Ministry & Co-Conspirators - Cover Up
(13th Planet Records)
1 1/2 stars (out of 5 stars)
Reviewed: Feb. 18, 2008
Ministry

Review by Tony Bonyata

It's funny, but I actually used to really like Ministry. From the industrial electronic mayhem of their 1986 Twitch LP to their transitional album two years later, The Land of Rape and Honey, which saw them dipping their toes into the heavy metal cauldron before ascending into the pure hardcore metal of A Mind Is A Terrible Thing To Taste and 1992's Psalm 69, all of these albums witnessed this band going through their own artistic metamorphosis. Even the limp-wristed synth pop of their 1983 debut With Sympathy wasn't without charm - even if it's an album that band leader Al Jourgensen has admittedly detested ever since its release.

I'm not sure of the exact moment when Ministry took their nosedive, but if my memory serves correctly it was around the time of their '96 Filth Pig album. Since then Jourgensen and company have been churning out moronic, mind-numbing hardcore metal that, all too often, sounds like a self-parody of the genre. But, again, this was a band that I had once admired (considering they were one of the few bands that were creating interesting music during the mire of the '80s). So when I read that their latest and, allegedly, last album was what Jourgensen was referring to as their 'party album' and featured songs from rock's golden of era of the '60s and '70s, I couldn't resist.

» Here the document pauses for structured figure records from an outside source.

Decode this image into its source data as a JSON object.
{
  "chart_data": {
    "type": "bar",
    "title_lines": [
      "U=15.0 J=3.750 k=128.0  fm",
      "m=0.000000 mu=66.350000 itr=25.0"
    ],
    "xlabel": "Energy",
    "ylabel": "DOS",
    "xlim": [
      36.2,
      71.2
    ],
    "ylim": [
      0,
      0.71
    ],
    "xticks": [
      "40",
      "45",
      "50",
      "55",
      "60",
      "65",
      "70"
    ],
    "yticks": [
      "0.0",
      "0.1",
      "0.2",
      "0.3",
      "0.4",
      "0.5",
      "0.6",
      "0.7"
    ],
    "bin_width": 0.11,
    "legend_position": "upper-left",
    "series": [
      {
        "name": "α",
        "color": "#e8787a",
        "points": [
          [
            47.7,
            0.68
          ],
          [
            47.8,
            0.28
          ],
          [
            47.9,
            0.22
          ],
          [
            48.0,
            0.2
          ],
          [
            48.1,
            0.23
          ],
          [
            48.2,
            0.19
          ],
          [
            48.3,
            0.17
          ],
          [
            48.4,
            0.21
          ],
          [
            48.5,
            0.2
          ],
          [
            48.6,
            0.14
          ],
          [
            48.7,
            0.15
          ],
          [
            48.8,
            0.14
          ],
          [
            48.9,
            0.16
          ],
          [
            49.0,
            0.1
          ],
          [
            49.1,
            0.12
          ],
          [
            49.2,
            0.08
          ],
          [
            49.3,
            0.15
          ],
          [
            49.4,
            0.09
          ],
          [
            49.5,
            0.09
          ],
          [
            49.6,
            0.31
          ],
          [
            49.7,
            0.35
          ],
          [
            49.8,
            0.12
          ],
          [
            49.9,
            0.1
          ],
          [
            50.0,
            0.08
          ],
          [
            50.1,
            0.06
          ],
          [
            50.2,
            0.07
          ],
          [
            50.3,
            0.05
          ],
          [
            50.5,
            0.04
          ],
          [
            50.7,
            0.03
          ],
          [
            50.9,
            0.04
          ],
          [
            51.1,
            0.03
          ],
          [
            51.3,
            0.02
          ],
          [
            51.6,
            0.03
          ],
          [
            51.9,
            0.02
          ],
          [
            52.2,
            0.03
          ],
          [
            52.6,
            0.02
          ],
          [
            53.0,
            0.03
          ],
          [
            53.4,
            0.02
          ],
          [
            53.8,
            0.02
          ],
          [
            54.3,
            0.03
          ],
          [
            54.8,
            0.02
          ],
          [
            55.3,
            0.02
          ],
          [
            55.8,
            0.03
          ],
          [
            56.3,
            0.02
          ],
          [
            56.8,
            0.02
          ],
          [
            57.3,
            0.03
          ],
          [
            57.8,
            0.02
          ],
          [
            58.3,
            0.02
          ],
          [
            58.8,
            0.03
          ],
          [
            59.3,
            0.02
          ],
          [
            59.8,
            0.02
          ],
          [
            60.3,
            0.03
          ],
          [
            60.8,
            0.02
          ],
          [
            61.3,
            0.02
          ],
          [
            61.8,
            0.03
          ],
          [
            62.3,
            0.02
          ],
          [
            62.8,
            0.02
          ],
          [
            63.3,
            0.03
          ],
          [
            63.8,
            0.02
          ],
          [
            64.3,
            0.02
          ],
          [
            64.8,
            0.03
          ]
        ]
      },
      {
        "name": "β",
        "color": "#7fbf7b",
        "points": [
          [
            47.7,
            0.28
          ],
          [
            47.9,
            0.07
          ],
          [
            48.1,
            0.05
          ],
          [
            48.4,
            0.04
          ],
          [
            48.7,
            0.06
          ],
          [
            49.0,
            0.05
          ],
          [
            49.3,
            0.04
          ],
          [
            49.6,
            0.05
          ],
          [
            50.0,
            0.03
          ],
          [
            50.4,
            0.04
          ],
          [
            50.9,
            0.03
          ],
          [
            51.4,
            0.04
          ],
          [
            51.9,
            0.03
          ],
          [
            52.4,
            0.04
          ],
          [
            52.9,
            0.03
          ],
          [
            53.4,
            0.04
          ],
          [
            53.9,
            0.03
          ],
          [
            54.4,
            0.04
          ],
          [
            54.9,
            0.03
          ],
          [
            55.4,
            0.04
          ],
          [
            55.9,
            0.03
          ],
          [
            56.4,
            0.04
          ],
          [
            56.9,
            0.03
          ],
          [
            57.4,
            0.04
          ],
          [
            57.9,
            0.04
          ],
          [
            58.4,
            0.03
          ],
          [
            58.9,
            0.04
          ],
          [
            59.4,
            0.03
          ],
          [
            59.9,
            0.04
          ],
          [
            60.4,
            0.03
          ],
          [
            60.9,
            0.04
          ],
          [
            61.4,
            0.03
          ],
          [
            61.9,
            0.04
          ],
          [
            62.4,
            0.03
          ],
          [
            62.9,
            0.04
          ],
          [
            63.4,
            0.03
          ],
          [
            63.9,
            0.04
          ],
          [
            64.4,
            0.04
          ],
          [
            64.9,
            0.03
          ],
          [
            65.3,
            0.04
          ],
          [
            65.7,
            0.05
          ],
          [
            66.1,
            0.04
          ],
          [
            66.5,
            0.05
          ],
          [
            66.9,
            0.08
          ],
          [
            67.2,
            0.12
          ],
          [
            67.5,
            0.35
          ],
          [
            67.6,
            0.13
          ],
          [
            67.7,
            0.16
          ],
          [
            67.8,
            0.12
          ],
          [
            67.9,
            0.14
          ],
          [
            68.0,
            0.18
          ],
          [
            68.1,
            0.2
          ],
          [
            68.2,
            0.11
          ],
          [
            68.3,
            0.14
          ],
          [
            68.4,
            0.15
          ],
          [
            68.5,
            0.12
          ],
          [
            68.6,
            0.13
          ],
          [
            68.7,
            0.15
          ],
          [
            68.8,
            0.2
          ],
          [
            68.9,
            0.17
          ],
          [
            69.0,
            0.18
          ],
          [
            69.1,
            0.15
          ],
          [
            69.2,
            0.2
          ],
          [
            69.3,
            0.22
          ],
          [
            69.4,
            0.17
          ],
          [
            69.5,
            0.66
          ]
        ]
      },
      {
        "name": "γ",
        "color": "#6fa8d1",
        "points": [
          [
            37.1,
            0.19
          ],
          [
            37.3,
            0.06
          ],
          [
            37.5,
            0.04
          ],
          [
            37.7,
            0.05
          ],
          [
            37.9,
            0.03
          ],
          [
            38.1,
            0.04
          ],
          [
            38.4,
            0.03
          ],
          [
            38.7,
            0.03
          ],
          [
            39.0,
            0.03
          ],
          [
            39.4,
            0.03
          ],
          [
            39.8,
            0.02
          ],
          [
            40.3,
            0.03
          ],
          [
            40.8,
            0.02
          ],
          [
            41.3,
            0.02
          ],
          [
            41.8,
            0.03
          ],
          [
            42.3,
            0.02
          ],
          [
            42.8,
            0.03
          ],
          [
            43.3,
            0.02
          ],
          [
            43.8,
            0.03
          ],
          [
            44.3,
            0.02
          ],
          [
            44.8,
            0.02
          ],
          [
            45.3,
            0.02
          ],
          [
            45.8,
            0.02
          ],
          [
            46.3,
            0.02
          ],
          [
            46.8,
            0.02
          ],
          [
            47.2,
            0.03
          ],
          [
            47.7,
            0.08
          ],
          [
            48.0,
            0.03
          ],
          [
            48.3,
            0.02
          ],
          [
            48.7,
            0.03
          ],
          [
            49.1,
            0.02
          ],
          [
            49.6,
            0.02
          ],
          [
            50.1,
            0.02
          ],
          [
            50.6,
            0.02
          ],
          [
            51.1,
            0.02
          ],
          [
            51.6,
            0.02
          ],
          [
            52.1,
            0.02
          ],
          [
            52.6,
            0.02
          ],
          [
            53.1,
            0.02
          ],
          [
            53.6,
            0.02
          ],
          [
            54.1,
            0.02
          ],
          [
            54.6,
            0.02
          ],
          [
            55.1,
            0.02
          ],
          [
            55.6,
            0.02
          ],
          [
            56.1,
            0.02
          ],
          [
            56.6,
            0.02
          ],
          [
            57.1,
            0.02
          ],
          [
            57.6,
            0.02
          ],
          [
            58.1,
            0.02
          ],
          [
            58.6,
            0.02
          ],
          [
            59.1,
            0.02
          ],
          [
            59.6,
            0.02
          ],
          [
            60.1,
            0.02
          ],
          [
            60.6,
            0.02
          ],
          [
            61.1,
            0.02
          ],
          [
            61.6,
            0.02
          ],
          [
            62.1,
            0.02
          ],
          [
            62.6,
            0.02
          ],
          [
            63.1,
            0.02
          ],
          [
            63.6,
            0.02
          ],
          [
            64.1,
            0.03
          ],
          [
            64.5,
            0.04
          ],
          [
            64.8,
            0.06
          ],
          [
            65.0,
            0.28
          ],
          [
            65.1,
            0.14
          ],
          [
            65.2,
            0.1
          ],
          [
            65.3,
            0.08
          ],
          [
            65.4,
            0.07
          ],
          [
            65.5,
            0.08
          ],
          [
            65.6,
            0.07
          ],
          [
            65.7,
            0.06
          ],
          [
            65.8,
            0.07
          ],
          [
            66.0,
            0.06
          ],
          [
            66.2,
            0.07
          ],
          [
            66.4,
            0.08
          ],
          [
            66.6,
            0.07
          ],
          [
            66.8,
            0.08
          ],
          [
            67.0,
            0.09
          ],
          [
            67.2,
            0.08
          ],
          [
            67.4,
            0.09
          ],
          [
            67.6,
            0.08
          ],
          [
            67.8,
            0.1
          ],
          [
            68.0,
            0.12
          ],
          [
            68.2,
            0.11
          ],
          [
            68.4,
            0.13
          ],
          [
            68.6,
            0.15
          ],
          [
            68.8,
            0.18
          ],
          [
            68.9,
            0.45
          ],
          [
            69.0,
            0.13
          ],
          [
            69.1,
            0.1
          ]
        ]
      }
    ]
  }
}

Even with a stellar line-up of song choices from the likes of T. Rex, The Rolling Stones, The Doors, ZZ Top and Deep Purple, Cover Up manages to fail. I'd like to think it's because many of these classics couldn't possible be bettered, but in reality it's how Ministry so aptly proves with their heavy-handed, thick-skulled bludgeoning of classics like The Stones' "Under My Thumb" and The Doors' "Roadhouse Blues" that their versions come off more like Spinal Tap, only without the punch lines.

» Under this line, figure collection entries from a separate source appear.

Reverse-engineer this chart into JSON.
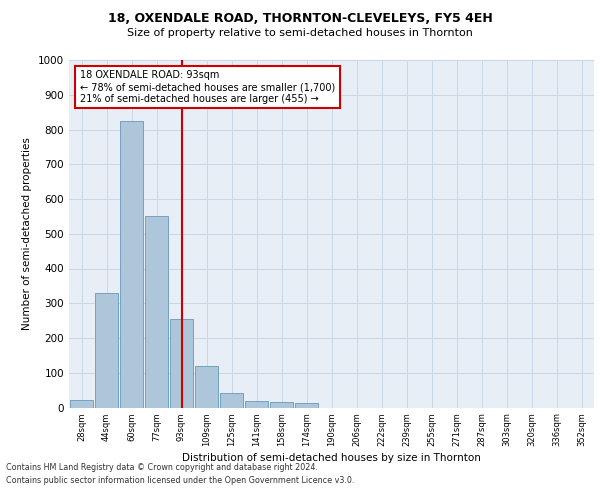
{
  "title1": "18, OXENDALE ROAD, THORNTON-CLEVELEYS, FY5 4EH",
  "title2": "Size of property relative to semi-detached houses in Thornton",
  "xlabel": "Distribution of semi-detached houses by size in Thornton",
  "ylabel": "Number of semi-detached properties",
  "categories": [
    "28sqm",
    "44sqm",
    "60sqm",
    "77sqm",
    "93sqm",
    "109sqm",
    "125sqm",
    "141sqm",
    "158sqm",
    "174sqm",
    "190sqm",
    "206sqm",
    "222sqm",
    "239sqm",
    "255sqm",
    "271sqm",
    "287sqm",
    "303sqm",
    "320sqm",
    "336sqm",
    "352sqm"
  ],
  "values": [
    22,
    330,
    825,
    550,
    255,
    118,
    43,
    20,
    15,
    13,
    0,
    0,
    0,
    0,
    0,
    0,
    0,
    0,
    0,
    0,
    0
  ],
  "bar_color": "#aec6d9",
  "bar_edge_color": "#6699bb",
  "vline_x_index": 4,
  "vline_color": "#cc0000",
  "annotation_text": "18 OXENDALE ROAD: 93sqm\n← 78% of semi-detached houses are smaller (1,700)\n21% of semi-detached houses are larger (455) →",
  "annotation_box_color": "#ffffff",
  "annotation_box_edge_color": "#cc0000",
  "ylim": [
    0,
    1000
  ],
  "yticks": [
    0,
    100,
    200,
    300,
    400,
    500,
    600,
    700,
    800,
    900,
    1000
  ],
  "grid_color": "#c8d8e8",
  "bg_color": "#e8eef5",
  "footer1": "Contains HM Land Registry data © Crown copyright and database right 2024.",
  "footer2": "Contains public sector information licensed under the Open Government Licence v3.0."
}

While there are a couple of moments of interest here, as witnessed on their version of Golden Earring's "Radar Love" and Deep Purple's "Space Truckin'," they're soon forgotten with the plodding hack-job on Bob Dylan's "Lay Lady Lay," originally from their Filth Pig album, along with the abysmal dirge-like take of Louis Armstrong's hit "What A Wonderful World."

Ministry's supporting tour - which, along with this album, is supposed to be their last - is cheekily entitled the "C U LaTour." After a run of lackluster heavy metal albums, however, this is definitely one "I L D-Tour."